A panela explodiu

    Foi na última quarta-feira, 30 de março. A pressão superou a aparente robustez da panela. Também há anos se achava insubstituível e reinava absoluta entre alhos e bugalhos de uma dispensa hora farta, hora carente do básico, do trivial arroz e feijão cujo preço oscilava conforme o humor do mercado. A velha panela entendia bem desse humor e quase ditava o cardápio à fiel cozinheira, que se submetia aos mandos e desmandos da patroa. Esta, por sua vez, não fazia milagres, mas contornava a situação com os parcos recursos das fontes suadas e conquistadas a duras penas com o trabalho conjunto de seus familiares. Trabalho digno, mas excessivamente roubado por uma carga tributária sem precedentes na história do país. País do Nunca, pois “nunca antes na história…”. Bem, isso é outra história.

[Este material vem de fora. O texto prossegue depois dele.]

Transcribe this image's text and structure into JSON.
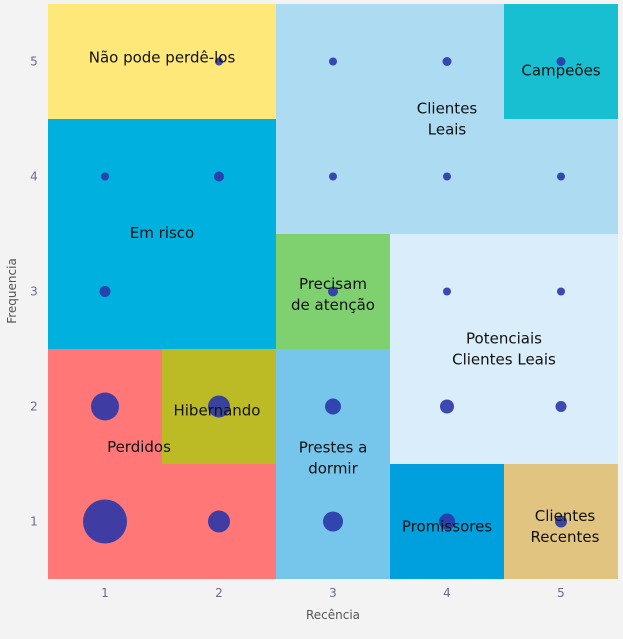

    A questão é que a panela explodiu; jogou para os ares o almoço daquela quarta. A cozinha recebeu uma decoração nova, original, com nuances de carne de panela e molho de tomate que permearam o antes alvo e puro teto de nossas refeições diárias. De nossas alegrias e esperanças. Parecia algo diabólico, de tremendo mau gosto, pois além dos tons avermelhados, impregnou o ambiente com um odor nauseante de carne ainda crua, fedendo a sangue.  Repentinamente, deixou de acolher, abrigar e alimentar aqueles que ali refaziam suas energias para a labuta diária. O almoço daquele dia seria improvisado. Teríamos que nos contentar com o arroz e feijão trivial.
    A explosão foi ouvida à distância. Pôs em polvorosa amigos e vizinhos, assustados com os gritos de quem pilotava o fogão. Por pouco, muito pouco, a cozinheira de plantão não se feriu com os estilhaços e a água fervente que escapou da panela por todas as direções. Não foi dessa vez! Uma bomba desse quilate não escolhe suas vítimas, mas deixa suas marcas no ambiente. Restaurá-lo e devolver-lhe a higiene e pureza de outrora vai exigir muito trabalho e investimentos extras, fora do orçamento. Pior que a crise não permite novas negociatas bancárias, já que o crédito está curto e as instituições financeiras andam cautelosas com a crescente inadimplência do nosso povo.  Alguém aí, aceita uma bicicleta em troca de um fogão? Pedalar e cozinhar dá na mesma, ou melhor, desestressa… Troco ela por ele.
    Ah, o fogão! Senhor fogão, sempre discreto no seu canto, mas solícito a desempenhar seu papel a um simples click do automático ou estalar de um fósforo incandescente. Meu velho fogão, não sei porque, sempre me lembrou a ebulição do povo. Às vezes era de fogo baixo, pondo em banho maria muitos dos nossos cozidos, mas quando lhe exigíamos fervura maior, cozimento mais rápido ou assaduras substanciais, não negava fogo. Coitado! Lá está ele, vencido na luta, contorcido, amassado, cabisbaixo como um soldado ferido. Virou ferro-velho, o pobre! Não suportou o impacto da velha panela ao explodir.
    Vive seus dias de armagedon. Está escrito: “O Dia do Senhor chegará como um ladrão, e então os céus se dissolverão com estrondo, os elementos se derreterão, devorados pelas chamas, e a terra desaparecerá com tudo o que nela se faz” (II Ped 3,10). Pois é, companheiro, seu dia chegou.
    PS: Se você leu esta coluna como uma crítica política, errou. Isso tudo é um fato, algo acontecido em minha casa no dia supracitado. Minha velha panela de pressão explodiu, sim. Deixou sem graça e intragável o almoço do último dia 30. Dizem que panela velha faz comida boa, mas no meu caso, panela nova é mais segura. Mesmo que um novo fogão também seja necessário. Agora, paciência se qualquer semelhança seja mera coincidência. Acontecem. Ou não? Por via das dúvidas, bom seria que você revisasse suas panelas, panelinhas e panelões também.